There is no time like right now to check your report and ensure the information is correct.

7 Tips For Your Credit Score Recovery

Every day, there are people in this country who struggle with their personal financial situation. As our current economy drags on, more and more families find themselves missing payments or filing for bankruptcy. If you are among those people who have made missteps and are looking for ways to repair a credit score that may have once been very respectable, there are seven important steps you can take to clean up your credit history.

Most important, you need to take stock of how much money you have coming in versus how much you have going out. Chart your income and expenses, and take a hard look at the numbers. Construct a budget, and stick to it. Look for ways to cut expenses or increase the amount of money you are bringing in. Decide where you want to get to financially, and then adjust your priorities to match your goals.

Once you have a good grip on your current situation, it is time to start looking at your credit report. By law, you are allowed one free copy of your credit report every year. Once you have obtained your report, assess your credit history. Are there any errors or incorrect information on the report? If so, make sure to get them corrected before moving forward. Incorrect negative information can greatly impact your credit score, making it hard to do things like refinance your mortgage and negotiate with creditors. Before making any long-term credit decisions, make sure you know where you stand.

Make sure you contact your creditors right away if you are afraid you may be in danger of falling behind. If you have missed some payments, do not ignore the phone calls, reach out to creditors and explain your situation. They may be able to set up a more affordable payment plan. No matter how far behind you may be, acting in good faith may give you some time to get back on your feet before they start taking action to collect on your account.

You may notice on your credit report that your creditors have recorded your payment history. Make sure that you are submitting your payments on time not just for any credit cards you may have, but any extended credit. If necessary, keep copies of cancelled checks or receipts as proof that you have been paying on time.
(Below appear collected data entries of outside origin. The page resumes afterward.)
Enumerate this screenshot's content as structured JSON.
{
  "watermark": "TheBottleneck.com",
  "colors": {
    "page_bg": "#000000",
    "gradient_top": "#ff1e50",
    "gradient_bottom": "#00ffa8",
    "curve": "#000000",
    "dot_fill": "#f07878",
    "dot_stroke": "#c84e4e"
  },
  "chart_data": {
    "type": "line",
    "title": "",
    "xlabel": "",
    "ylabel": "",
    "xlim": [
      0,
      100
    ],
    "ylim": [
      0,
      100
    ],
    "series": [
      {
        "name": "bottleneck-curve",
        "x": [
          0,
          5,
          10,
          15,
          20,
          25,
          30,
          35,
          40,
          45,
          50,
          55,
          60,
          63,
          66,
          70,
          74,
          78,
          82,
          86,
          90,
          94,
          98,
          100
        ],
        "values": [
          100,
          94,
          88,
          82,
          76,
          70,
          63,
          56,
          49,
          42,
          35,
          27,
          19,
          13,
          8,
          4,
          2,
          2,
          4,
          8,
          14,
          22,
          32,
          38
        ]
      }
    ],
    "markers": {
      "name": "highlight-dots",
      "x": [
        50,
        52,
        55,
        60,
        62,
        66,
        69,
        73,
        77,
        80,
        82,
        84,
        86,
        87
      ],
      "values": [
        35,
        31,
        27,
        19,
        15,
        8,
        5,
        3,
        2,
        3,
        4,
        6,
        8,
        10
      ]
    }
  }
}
Especially in these uncertain times, stay at your current job unless a position change will mean greater financial leverage for you. Employment status is an important indicator that you are able to pay your bills, and creditors feel much more secure about people who have been at their job for at least a year. Maintaining employment for at least that amount of time will give your creditors more assurance that you will be able to make good on your debts.

Once you begin to get your financial house in order, be careful to make good credit decisions moving forward. If you have been able to pay off a few of your credit cards, don’t jump right back on the bandwagon right away. Give yourself several months to prove to yourself and any potential creditors that you can manage your money correctly.

Above all else, beware of quick-fix schemes that promise you they can remove any and all negative information from your credit history. There are no magic tricks to repairing a damaged credit score outside of strict fiscal responsibility and adherence to the budget you have made for yourself. Any incorrect information on a credit report can be fixed yourself with a little effort. Many times, companies prey on those who have been frivolous with their finances and charge an exorbitant amount for their services. If you do decide to employ a third party to help you negotiate with creditors, make sure you know your rights, and read any contracts thoroughly before you sign.

Credit score recovery can be a long hard road, but the sooner you start the quicker you will see results. Adherence to your goals and your budget will pay off in the long run, and get you further down the road to financial independence.